At sunrise and sunset, when the Sun is very low in the sky, its light travels through significantly more of the atmosphere than it does when it’s higher overhead. The blue light is scattered even more, reaching the point where it’s not just dispersed but nearly banished. And clouds and dust add their own scattering. This leaves only yellow, orange, and red wavelengths to light up the sky as the Sun sets or rises.
What does this have to do with lunar eclipses? When our shadow covers the Moon’s surface, some sunlight slips past Earth’s edges and through our atmosphere. And as we’ve learned, the atmosphere scatters the shorter wavelengths, so that only longer wavelengths — the orange and red light — make it through to strike the Moon and reflect back to our eyes. You can think of it as all the red sunrises and sunsets occurring on Earth at that moment being focused onto the Moon.

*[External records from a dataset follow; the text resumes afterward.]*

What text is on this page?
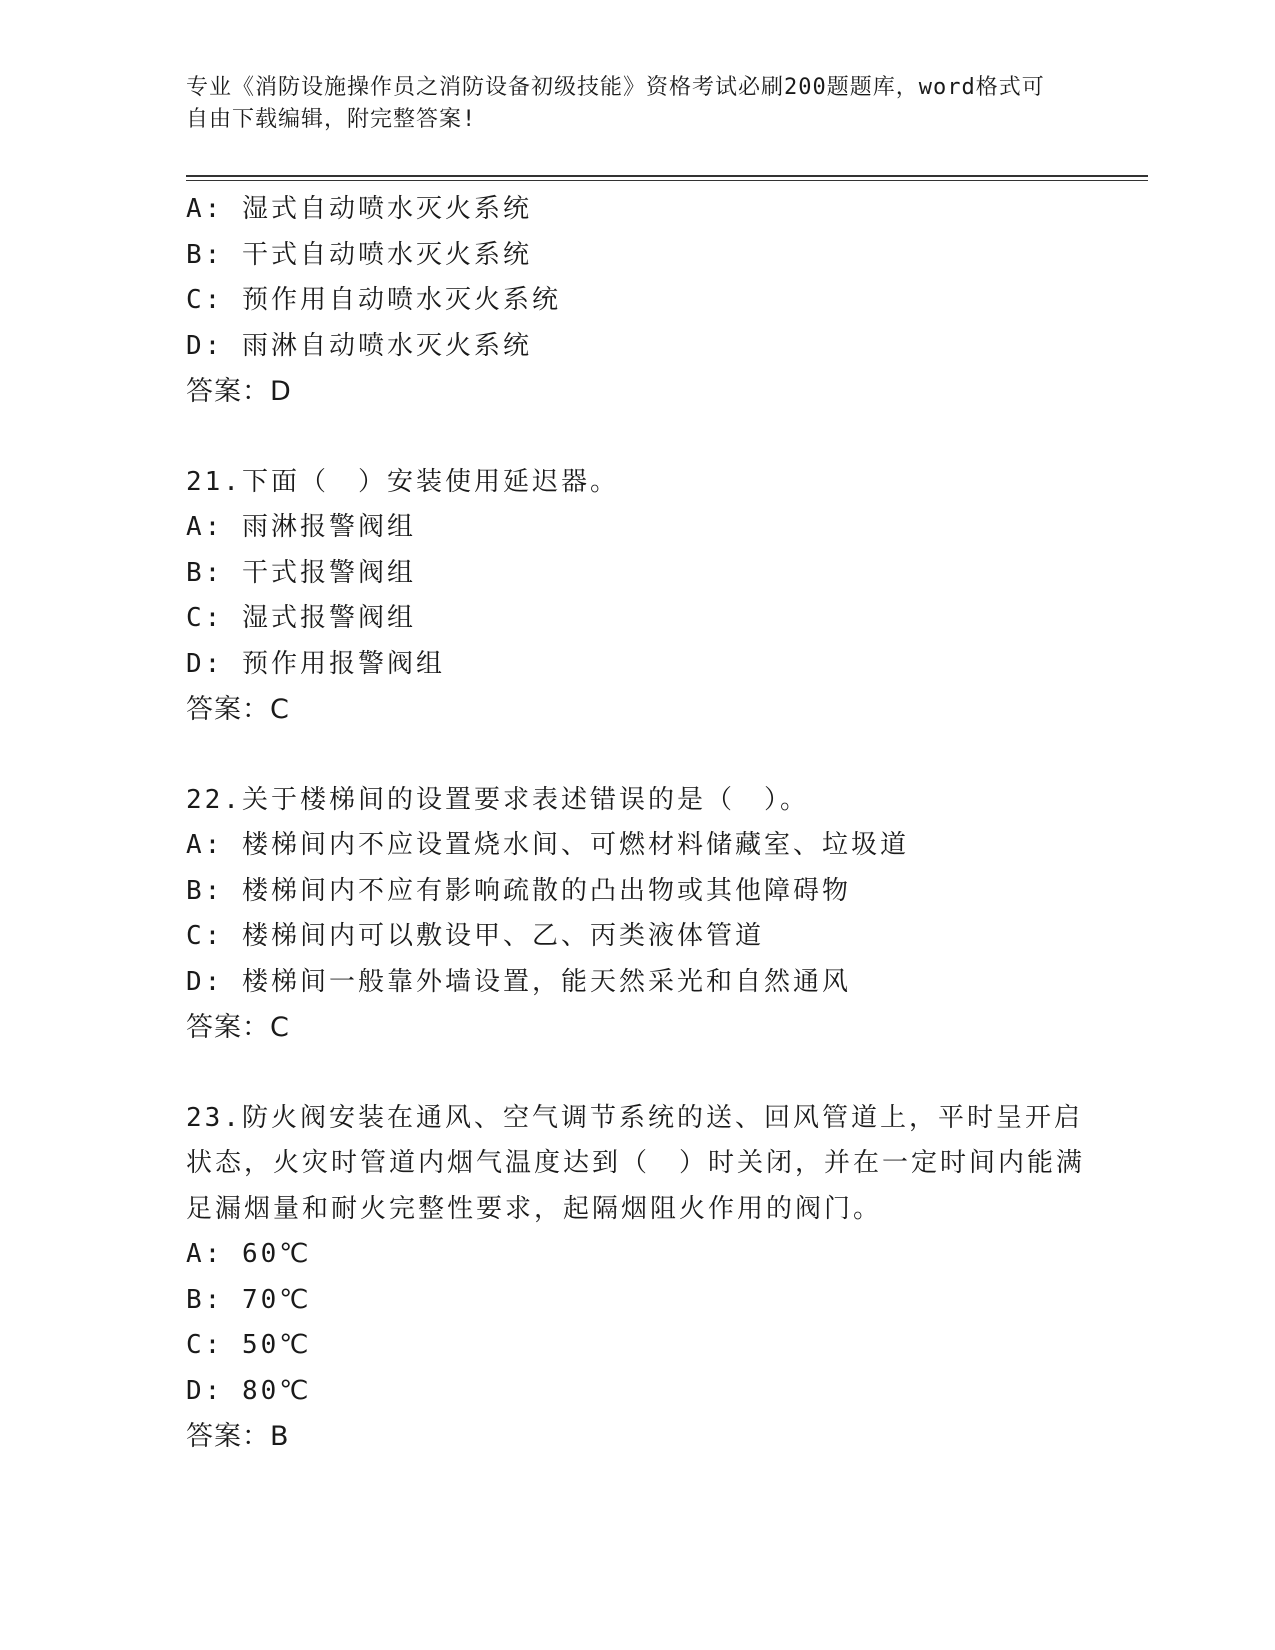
专业《消防设施操作员之消防设备初级技能》资格考试必刷200题题库，word格式可自由下载编辑，附完整答案!
A: 湿式自动喷水灭火系统
B: 干式自动喷水灭火系统
C: 预作用自动喷水灭火系统
D: 雨淋自动喷水灭火系统
答案：D
21.下面（　）安装使用延迟器。
A: 雨淋报警阀组
B: 干式报警阀组
C: 湿式报警阀组
D: 预作用报警阀组
答案：C
22.关于楼梯间的设置要求表述错误的是（　）。
A: 楼梯间内不应设置烧水间、可燃材料储藏室、垃圾道
B: 楼梯间内不应有影响疏散的凸出物或其他障碍物
C: 楼梯间内可以敷设甲、乙、丙类液体管道
D: 楼梯间一般靠外墙设置，能天然采光和自然通风
答案：C
23.防火阀安装在通风、空气调节系统的送、回风管道上，平时呈开启状态，火灾时管道内烟气温度达到（　）时关闭，并在一定时间内能满足漏烟量和耐火完整性要求，起隔烟阻火作用的阀门。
A: 60℃
B: 70℃
C: 50℃
D: 80℃
答案：B
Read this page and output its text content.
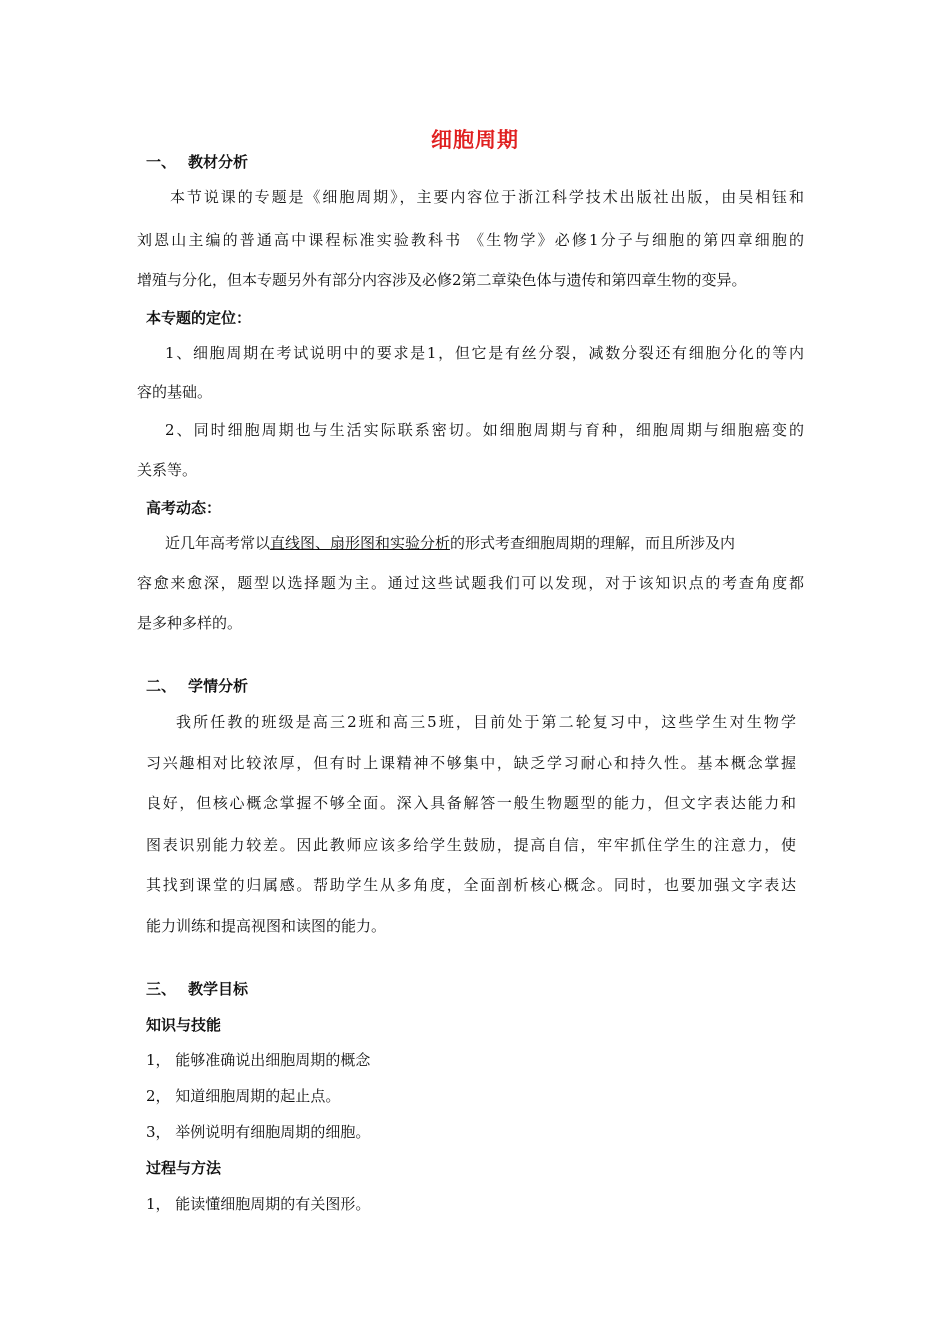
细胞周期
一、 教材分析
本节说课的专题是《细胞周期》，主要内容位于浙江科学技术出版社出版，由吴相钰和
刘恩山主编的普通高中课程标准实验教科书 《生物学》必修1分子与细胞的第四章细胞的
增殖与分化，但本专题另外有部分内容涉及必修2第二章染色体与遗传和第四章生物的变异。
本专题的定位：
1、细胞周期在考试说明中的要求是1，但它是有丝分裂，减数分裂还有细胞分化的等内
容的基础。
2、同时细胞周期也与生活实际联系密切。如细胞周期与育种，细胞周期与细胞癌变的
关系等。
高考动态：
近几年高考常以直线图、扇形图和实验分析的形式考查细胞周期的理解，而且所涉及内
容愈来愈深，题型以选择题为主。通过这些试题我们可以发现，对于该知识点的考查角度都
是多种多样的。
二、 学情分析
我所任教的班级是高三2班和高三5班，目前处于第二轮复习中，这些学生对生物学
习兴趣相对比较浓厚，但有时上课精神不够集中，缺乏学习耐心和持久性。基本概念掌握
良好，但核心概念掌握不够全面。深入具备解答一般生物题型的能力，但文字表达能力和
图表识别能力较差。因此教师应该多给学生鼓励，提高自信，牢牢抓住学生的注意力，使
其找到课堂的归属感。帮助学生从多角度，全面剖析核心概念。同时，也要加强文字表达
能力训练和提高视图和读图的能力。
三、 教学目标
知识与技能
1， 能够准确说出细胞周期的概念
2， 知道细胞周期的起止点。
3， 举例说明有细胞周期的细胞。
过程与方法
1， 能读懂细胞周期的有关图形。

The human imagination has created many stories to explain lunar eclipses. A common theme is that an animal, like a jaguar or wolf, is devouring the Moon and staining it with blood. Some cultures have imagined demons attacking the Moon. And not surprisingly, throughout history, many people have regarded lunar eclipses as ill omens.
Even in 2022, with an understanding of the orbital mechanics that drive eclipses, I find myself unsettled by the sight of a blood moon. The cold, eerie darkness of a solar eclipse is even more disturbing. Mark your calendars for April 8, 2024, when North America will next experience a total solar eclipse. (For the story of our last partial one, read “By the Otherworldly Light of a Partial Eclipse,” on the Indie website.)
I encourage you to see this eclipse. Totality at 11:30 p.m. is not so bad. I had to drag myself (and my dogs) out at 3:30 a.m. last November for the previous lunar eclipse. Let’s hope the weather will smile upon us. Clear skies to us all!